Révoltes
Actualité du xixe siècle
p. 268-270
Texte intégral
1À la fin des années 2000, j’avais entendu avec étonnement Christophe Charle parler du retour de notre pays au xixe siècle. Je m’interrogeai sur le sens de cette remarque à la fois caustique et un peu désabusée, selon sa manière. Difficile pourtant d’imaginer pure coquetterie de la part de l’éminent spécialiste du xixe siècle français et européen et de leurs élites. Certes, les couloirs en bois de la vieille Sorbonne nous incitent à penser la fixité du temps. Ils sont l’héritage d’une époque où l’État construisait des bâtiments de prestige en matériaux nobles au cœur de Paris, pour abriter la réflexion des petits groupes de prestigieux professeurs et de leurs étudiants triés sur le volet. La Sorbonne avait été rebâtie pour 5000 étudiants, elle en possède plus de 200000 en ce début de xxie siècle. C’était avant 1914, sous la IIIe République, quand le savoir académique avait besoin de temples pour la pensée et les sciences, de dorures et du travail de nombreux artistes et artisans pour fabriquer l’écrin destiné à élaborer des savoirs, quand se déployaient les Humanités dégagées de toute rentabilité. Un autre temps…

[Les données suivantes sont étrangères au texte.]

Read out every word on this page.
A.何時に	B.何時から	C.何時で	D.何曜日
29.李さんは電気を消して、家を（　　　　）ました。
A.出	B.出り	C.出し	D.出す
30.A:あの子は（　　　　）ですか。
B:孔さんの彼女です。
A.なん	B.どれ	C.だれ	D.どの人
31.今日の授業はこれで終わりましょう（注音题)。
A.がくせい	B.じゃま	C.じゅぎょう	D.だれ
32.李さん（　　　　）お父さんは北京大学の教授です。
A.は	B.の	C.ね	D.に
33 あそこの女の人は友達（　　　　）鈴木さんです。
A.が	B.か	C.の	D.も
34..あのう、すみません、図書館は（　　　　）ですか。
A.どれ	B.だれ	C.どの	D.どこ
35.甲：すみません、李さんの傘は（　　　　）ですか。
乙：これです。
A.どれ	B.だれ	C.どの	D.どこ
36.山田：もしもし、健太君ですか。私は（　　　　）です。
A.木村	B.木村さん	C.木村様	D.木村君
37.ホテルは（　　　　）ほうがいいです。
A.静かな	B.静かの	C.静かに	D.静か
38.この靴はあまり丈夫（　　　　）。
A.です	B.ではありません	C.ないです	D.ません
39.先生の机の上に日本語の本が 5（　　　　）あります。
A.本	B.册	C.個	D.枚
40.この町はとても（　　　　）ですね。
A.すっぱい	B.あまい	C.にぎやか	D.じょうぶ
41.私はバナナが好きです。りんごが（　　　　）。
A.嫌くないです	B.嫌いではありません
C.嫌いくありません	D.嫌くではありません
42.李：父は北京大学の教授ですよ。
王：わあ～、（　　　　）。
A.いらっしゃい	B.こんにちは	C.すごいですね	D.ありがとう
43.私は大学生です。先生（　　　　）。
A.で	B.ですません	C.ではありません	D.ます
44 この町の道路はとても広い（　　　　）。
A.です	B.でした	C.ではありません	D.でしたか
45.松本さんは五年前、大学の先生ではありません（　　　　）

2Alors quel était ce retour au xixe siècle dont parlait Christophe Charle, en ce temps où de nouveaux temples clinquants sont édifiés pour les grands médias audiovisuels de masse, où la vie politique et les médias sont pris en main par des milliardaires sans culture ni scrupules, où les savoirs ont presque été bannis de la sphère collective publique, et où le ricanement médiatique a rejeté l’élaboration intellectuelle dans nos tours d’ivoire ? Où l’on est passé en un siècle de la République des universitaires à la République des communicants, et du souverain mépris pour le pharmacien Homais à son triomphe ?
3La crise des Gilets jaunes de l’hiver 2018-2019 a confirmé les fortes présomptions que je m’étais faites à la suite à cette conversation. Première révolte de masse violente et spontanée des Français du peuple depuis l’avènement de la IIIe République, même violence de classe des bourgeoisies à leur encontre, remugle d’envoi de la garde nationale pour abattre les insurgés du samedi, appelé de leurs vœux par plusieurs intellectuels comme Luc Ferry (« Qu’ils se servent de leurs armes une bonne fois », demandait-il en direct à la télévision aux policiers). L’article « Lutte des classes en France » de Serge Halimi et Pierre Rimbert, publié en février 2019 dans Le Monde diplomatique, est lumineux, en ce qu’il place en regard la haine et les peurs des bourgeoises du xixe siècle face au peuple insurgé, avec le retour éruptif des violences sociales qui ont caractérisé ce moment de notre histoire.
4La République avait fini par étouffer les contradictions de classes et les aspirations révolutionnaires : d’une part en encadrant les fureurs sociales par tout un appareil politique et syndical qui a permis à l’ordre et à la négociation collective de l’emporter en 1936 comme en 1968, dans le cadre légal et encadré de la grève (« il faut savoir finir une grève ») ; et d’autre part en répondant au long cours à la question sociale par une politique d’augmentation des salaires, et par la construction d’un gigantesque appareil de redistribution sociale.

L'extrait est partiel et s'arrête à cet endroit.